The Proceedings clearly contain a huge amount of information, but they don’t record everything – like any historical source, they are selective in what they document. The amount of information that was recorded in the Proceedings on crimes, verdicts, punishments, defendants and so on also varied over time. And whilst the digitization of the Proceedings by The Old Bailey Online has revolutionised the way in which we search and use this rich historical resource, this also has its limits. The marking-up of the text of the Proceedings (assigning tags to particular pieces of information in the text – such as name or crime – so that this information can be systematically searched) makes it possible to undertake sophisticated statistical analysis. Crimes, verdicts, punishments, defendant age and defendant gender can all be counted at the click of a mouse. Nevertheless, marking-up inevitably involves choices (about what information to tag and the level of detail that is tagged), and those choices limit the ways in which the Proceedings can be studied using computers.

Statistical searches of the Proceedings can be carried out through The Old Bailey Online

Statistical searches of the Proceedings can be carried out through The Old Bailey Online

The question that we might ask, then, is what are the limitations of the Proceedings as a source of data on such things as punishments, defendant age and gender? Taking the Proceedings in their entirety, what are the limits in terms of the information that was recorded in the original trial reports? How frequently, for example, was the age of the defendant recorded? And what are the limits in terms of what we can actually search for systematically using digital technologies? Can we, for instance, systematically determine the lengths of imprisonment which offenders were sentenced to?
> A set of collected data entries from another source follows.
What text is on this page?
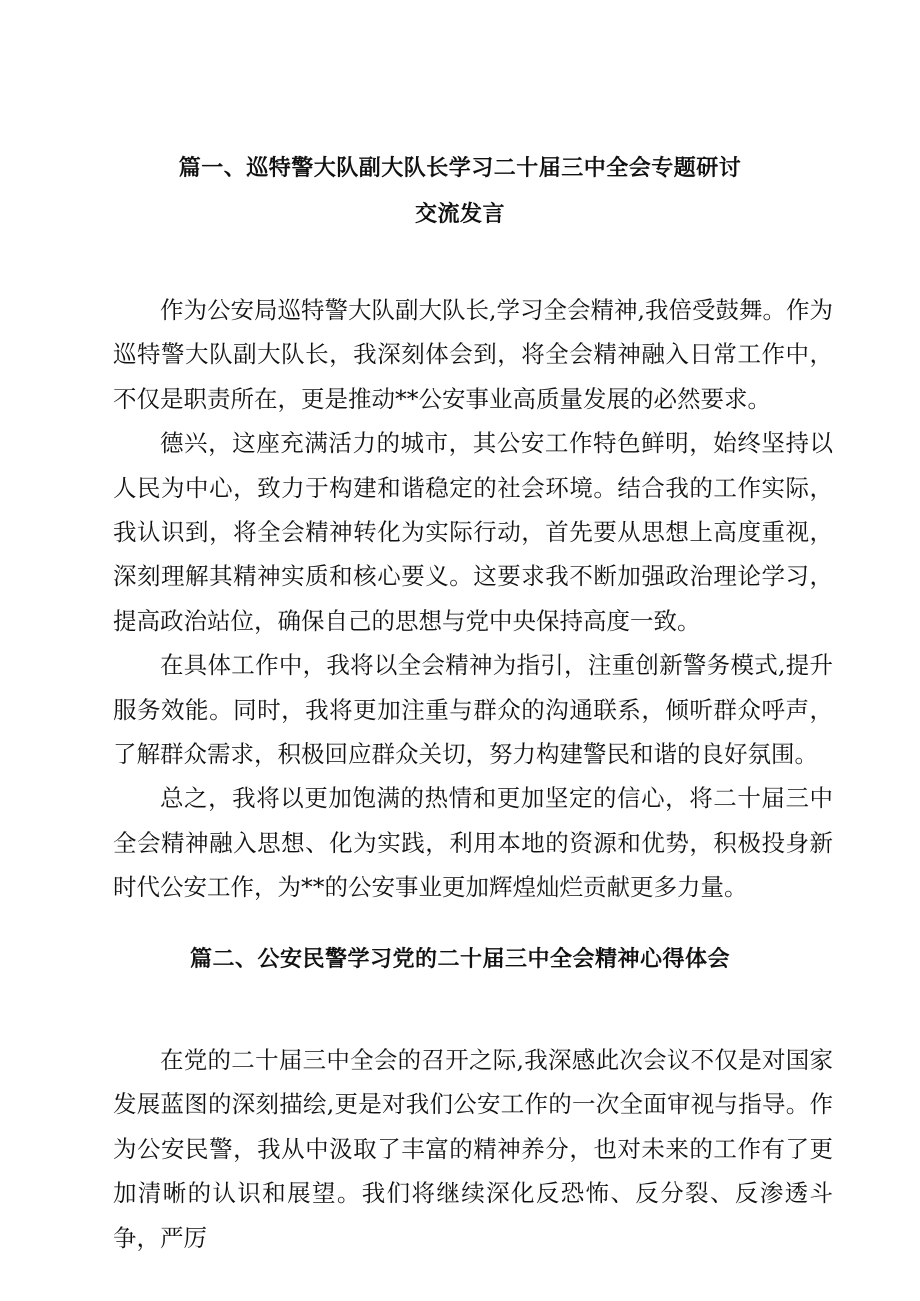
篇一、巡特警大队副大队长学习二十届三中全会专题研讨
交流发言

作为公安局巡特警大队副大队长,学习全会精神,我倍受鼓舞。作为巡特警大队副大队长，我深刻体会到，将全会精神融入日常工作中，不仅是职责所在，更是推动**公安事业高质量发展的必然要求。

德兴，这座充满活力的城市，其公安工作特色鲜明，始终坚持以人民为中心，致力于构建和谐稳定的社会环境。结合我的工作实际，我认识到，将全会精神转化为实际行动，首先要从思想上高度重视，深刻理解其精神实质和核心要义。这要求我不断加强政治理论学习，提高政治站位，确保自己的思想与党中央保持高度一致。

在具体工作中，我将以全会精神为指引，注重创新警务模式,提升服务效能。同时，我将更加注重与群众的沟通联系，倾听群众呼声，了解群众需求，积极回应群众关切，努力构建警民和谐的良好氛围。

总之，我将以更加饱满的热情和更加坚定的信心，将二十届三中全会精神融入思想、化为实践，利用本地的资源和优势，积极投身新时代公安工作，为**的公安事业更加辉煌灿烂贡献更多力量。

篇二、公安民警学习党的二十届三中全会精神心得体会

在党的二十届三中全会的召开之际,我深感此次会议不仅是对国家发展蓝图的深刻描绘,更是对我们公安工作的一次全面审视与指导。作为公安民警，我从中汲取了丰富的精神养分，也对未来的工作有了更加清晰的认识和展望。我们将继续深化反恐怖、反分裂、反渗透斗争，严厉
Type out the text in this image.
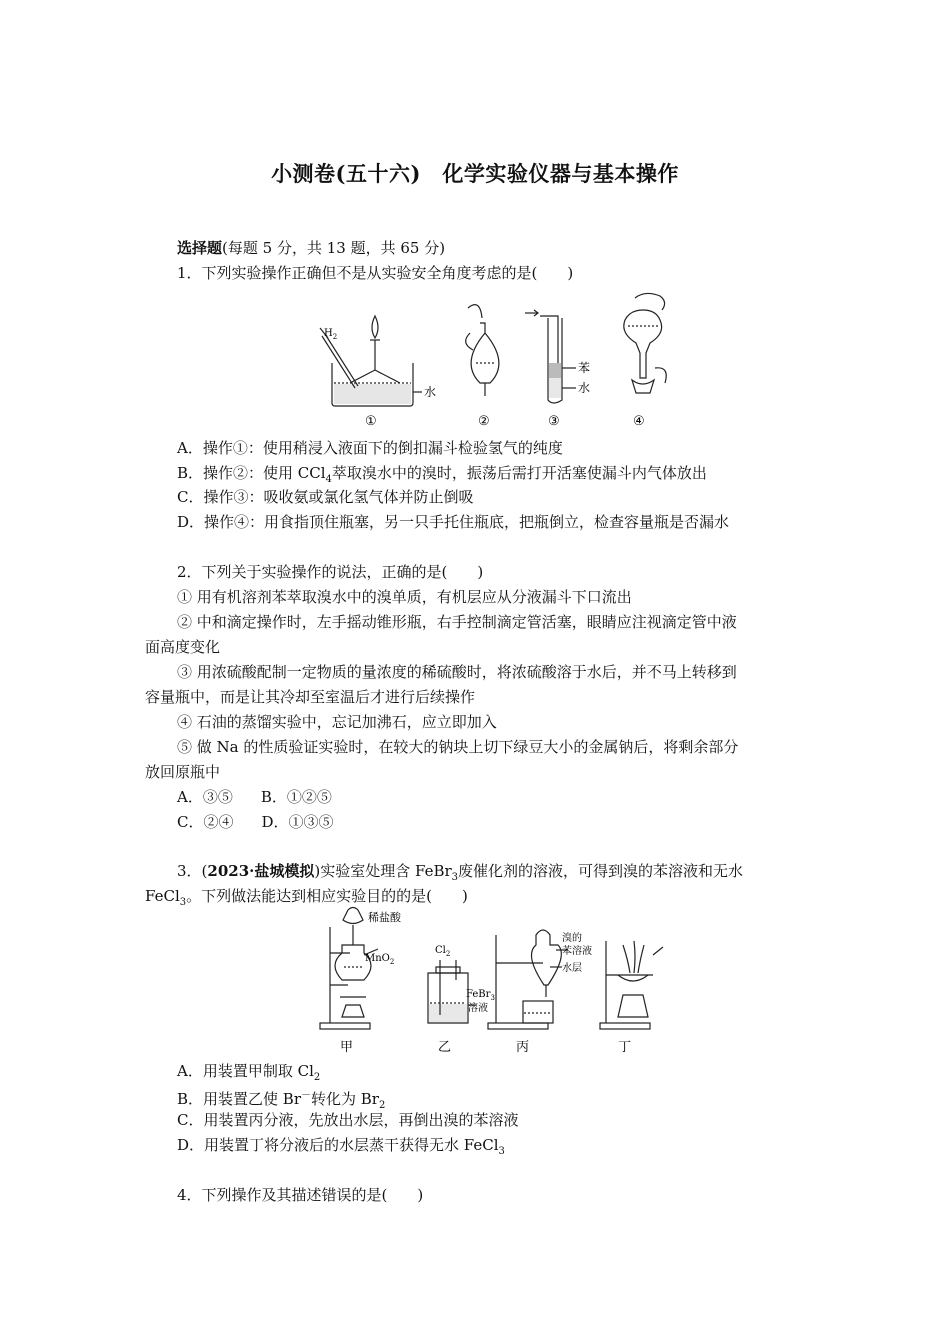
小测卷(五十六)　化学实验仪器与基本操作
选择题(每题 5 分，共 13 题，共 65 分)
1．下列实验操作正确但不是从实验安全角度考虑的是(　　)
$H_2$
水
苯
水
①	②	③	④
A．操作①：使用稍浸入液面下的倒扣漏斗检验氢气的纯度
B．操作②：使用 CCl$_4$萃取溴水中的溴时，振荡后需打开活塞使漏斗内气体放出
C．操作③：吸收氨或氯化氢气体并防止倒吸
D．操作④：用食指顶住瓶塞，另一只手托住瓶底，把瓶倒立，检查容量瓶是否漏水
2．下列关于实验操作的说法，正确的是(　　)
① 用有机溶剂苯萃取溴水中的溴单质，有机层应从分液漏斗下口流出
② 中和滴定操作时，左手摇动锥形瓶，右手控制滴定管活塞，眼睛应注视滴定管中液
面高度变化
③ 用浓硫酸配制一定物质的量浓度的稀硫酸时，将浓硫酸溶于水后，并不马上转移到
容量瓶中，而是让其冷却至室温后才进行后续操作
④ 石油的蒸馏实验中，忘记加沸石，应立即加入
⑤ 做 Na 的性质验证实验时，在较大的钠块上切下绿豆大小的金属钠后，将剩余部分
放回原瓶中
A．③⑤ B．①②⑤
C．②④ D．①③⑤
3．(2023·盐城模拟)实验室处理含 FeBr$_3$废催化剂的溶液，可得到溴的苯溶液和无水
FeCl$_3$。下列做法能达到相应实验目的的是(　　)
稀盐酸
MnO$_2$
$Cl_2$
FeBr$_3$
溶液
溴的
苯溶液
水层
甲	乙	丙	丁
A．用装置甲制取 $Cl_2$
B．用装置乙使 Br－转化为 $Br_2$
C．用装置丙分液，先放出水层，再倒出溴的苯溶液
D．用装置丁将分液后的水层蒸干获得无水 FeCl$_3$
4．下列操作及其描述错误的是(　　)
These are crucial questions for us because the Digital Panopticon will rely so heavily on the Proceedings as a source: in our effort to trace the life histories of offenders who were sentenced to transportation or imprisonment at the Old Bailey between 1787 and 1875, the Proceedings will obviously be a vital source of information. After identifying those who were sentenced to transportation or imprisonment recorded in the Proceedings we will then try to trace such individuals both before and after their conviction by linking the Proceedings with other sets of records.

In trying to better understand the limitations of the Proceedings as a source of data for the Digital Panopticon project, I have recently been making use of data visualization (‘dataviz’) – using computers to create visual representations of numbers. This includes the traditional graphs and pie charts that we are all familiar with, and which I will be talking about here. But it also includes more complex forms of visualization which I will be looking at in future posts (watch this space!).

Since the Proceedings contain such a vast amount of information, manual counting and tables are therefore inadequate in making sense of the data. Turning the raw numbers into a visual form makes it much easier to see overall patterns in the data. Here I give just a brief example of how dataviz has helped me to see the Proceedings differently, to appreciate the limits of this immense historical resource, and to think about how information from the Proceedings can be used most effectively in the Digital Panopticon project.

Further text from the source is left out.